Large Memory Requirements

Hi all,

Thanks again for the awesome software/api–it has made prototyping of ideas a breeze.

I’m investigating a simple model with a fairly shallow network and running into memory issues. My data are shaped roughly (700000, 200) and I’m trying to make predictions using a network of size (100, 25)x(25,1) which doesn’t seem so large imo. When using either haiku or stax to implement the network, I run into memory issues during inference such that my task is killed my our HPC management software (using up to 32Gb!). I’m only performing MLE inference and not placing priors on weights in the network. Here is my current model code:

def haiku_encoder(h_dim1, h_dim2):
    return hk.transform(lambda a: hk.Sequential([
        hk.Linear(h_dim1), nn.relu,
        hk.Linear(h_dim2), nn.relu,
        hk.Linear(1), nn.relu,

def model_dnn(y: jnp.ndarray, X: jnp.ndarray = None, h_dim1 = 100, h_dim2 = 25) -> None:

    batch_dim, annot_dim = X.shape
    f_n = haiku_encoder(h_dim1, h_dim2)
    compute_s = haiku_module('s_j', f_n, input_shape=(batch_dim, annot_dim))
    s_j = compute_s(X)
    numpyro.sample('y', dist.Gamma(1/2., 1/(2. * s_j)), obs=y)

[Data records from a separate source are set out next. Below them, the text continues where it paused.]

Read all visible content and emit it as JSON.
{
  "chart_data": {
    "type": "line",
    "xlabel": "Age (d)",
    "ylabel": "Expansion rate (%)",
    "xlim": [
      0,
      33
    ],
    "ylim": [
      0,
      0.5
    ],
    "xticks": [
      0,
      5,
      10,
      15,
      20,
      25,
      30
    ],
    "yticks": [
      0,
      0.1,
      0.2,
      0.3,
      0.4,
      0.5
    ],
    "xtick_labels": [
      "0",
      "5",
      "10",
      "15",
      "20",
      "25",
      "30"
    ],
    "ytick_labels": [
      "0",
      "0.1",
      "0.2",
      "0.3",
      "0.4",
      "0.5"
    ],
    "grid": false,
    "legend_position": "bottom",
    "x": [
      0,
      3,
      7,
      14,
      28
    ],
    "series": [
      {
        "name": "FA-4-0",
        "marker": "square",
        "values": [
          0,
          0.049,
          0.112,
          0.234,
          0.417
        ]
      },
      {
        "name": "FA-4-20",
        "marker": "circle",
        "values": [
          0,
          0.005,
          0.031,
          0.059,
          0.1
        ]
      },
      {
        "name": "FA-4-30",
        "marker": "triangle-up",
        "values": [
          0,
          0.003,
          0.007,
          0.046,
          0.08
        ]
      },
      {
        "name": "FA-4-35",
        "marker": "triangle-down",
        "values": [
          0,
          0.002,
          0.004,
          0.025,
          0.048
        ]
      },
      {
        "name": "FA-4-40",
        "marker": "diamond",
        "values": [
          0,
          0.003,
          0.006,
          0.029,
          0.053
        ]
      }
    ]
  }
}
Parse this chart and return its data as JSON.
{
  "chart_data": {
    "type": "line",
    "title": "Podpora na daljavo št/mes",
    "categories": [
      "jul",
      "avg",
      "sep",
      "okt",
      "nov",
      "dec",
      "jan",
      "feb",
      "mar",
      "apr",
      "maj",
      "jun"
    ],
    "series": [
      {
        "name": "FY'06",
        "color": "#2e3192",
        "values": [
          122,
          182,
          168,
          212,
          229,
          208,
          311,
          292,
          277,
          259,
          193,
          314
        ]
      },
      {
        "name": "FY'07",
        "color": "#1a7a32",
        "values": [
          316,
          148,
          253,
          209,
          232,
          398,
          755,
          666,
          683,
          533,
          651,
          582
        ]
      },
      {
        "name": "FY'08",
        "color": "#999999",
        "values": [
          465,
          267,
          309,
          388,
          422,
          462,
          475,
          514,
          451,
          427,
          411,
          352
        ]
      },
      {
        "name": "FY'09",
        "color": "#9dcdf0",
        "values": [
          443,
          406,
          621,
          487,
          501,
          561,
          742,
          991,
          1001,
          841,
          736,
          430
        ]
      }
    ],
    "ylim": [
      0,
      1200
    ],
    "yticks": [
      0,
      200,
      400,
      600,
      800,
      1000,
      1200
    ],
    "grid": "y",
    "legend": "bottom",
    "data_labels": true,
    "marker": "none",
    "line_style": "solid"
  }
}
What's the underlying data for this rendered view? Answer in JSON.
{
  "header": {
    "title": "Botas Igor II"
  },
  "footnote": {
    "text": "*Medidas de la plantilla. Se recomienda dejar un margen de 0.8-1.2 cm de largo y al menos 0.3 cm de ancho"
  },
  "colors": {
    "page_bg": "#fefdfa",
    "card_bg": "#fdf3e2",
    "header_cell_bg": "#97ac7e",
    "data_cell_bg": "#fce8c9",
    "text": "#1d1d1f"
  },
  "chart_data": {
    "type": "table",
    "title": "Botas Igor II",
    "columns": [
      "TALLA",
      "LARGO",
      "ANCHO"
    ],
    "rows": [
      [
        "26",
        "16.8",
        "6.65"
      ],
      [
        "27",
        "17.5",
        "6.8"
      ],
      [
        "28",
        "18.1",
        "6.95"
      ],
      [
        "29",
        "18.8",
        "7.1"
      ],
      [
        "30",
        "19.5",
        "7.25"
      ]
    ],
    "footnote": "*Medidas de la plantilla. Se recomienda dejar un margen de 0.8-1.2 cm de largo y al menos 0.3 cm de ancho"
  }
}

Inference seems to bork out when needing to compute log_prob inside the event handler for the model. I’ve looked at hand coding the network and was able to run inference, but ran into other issues I won’t detail here.

Any thoughts into why computing log_prob for a small dataset require so many Gb of memory?


@nmancuso It might be that some log_prob computation is not optimized. Could you add some print statements in the model to get the shapes of s_j and y? If y shape is (70000,) and s_j shape is (70000, 1), then log_prob will be (70000, 70000), which is pretty large IMO.

Btw, not related but svi.init might be a bit faster if you use input_shape=(annot_dim,) in the constructor of haiku_module.

Thanks @fehiepsi. After editing initialization to input_shape=(annot_dim,), you’re correct that the shapes are y.shape == (70000, ) and s_j.shape == (70000,1).

I’m not familiar with the internal workings of log_prob, but shouldn’t this require shape (70000, 1) or (70000,)? All observations are independent given their respective s_j entries.

Oh, that is what I suspected. We should have s_j.shape == (70000,). You can resolve the issue by using s_j = compute_s(X)[..., 0]. :slight_smile:

hk.Linear(1) will give the output with the last dimension have size 1. You can also remove it by defining the network as: lambda a: hk.Sequential([...])(a)[..., 0]

1 Like

Great, thanks for the speedy reply. That seems to have done the trick.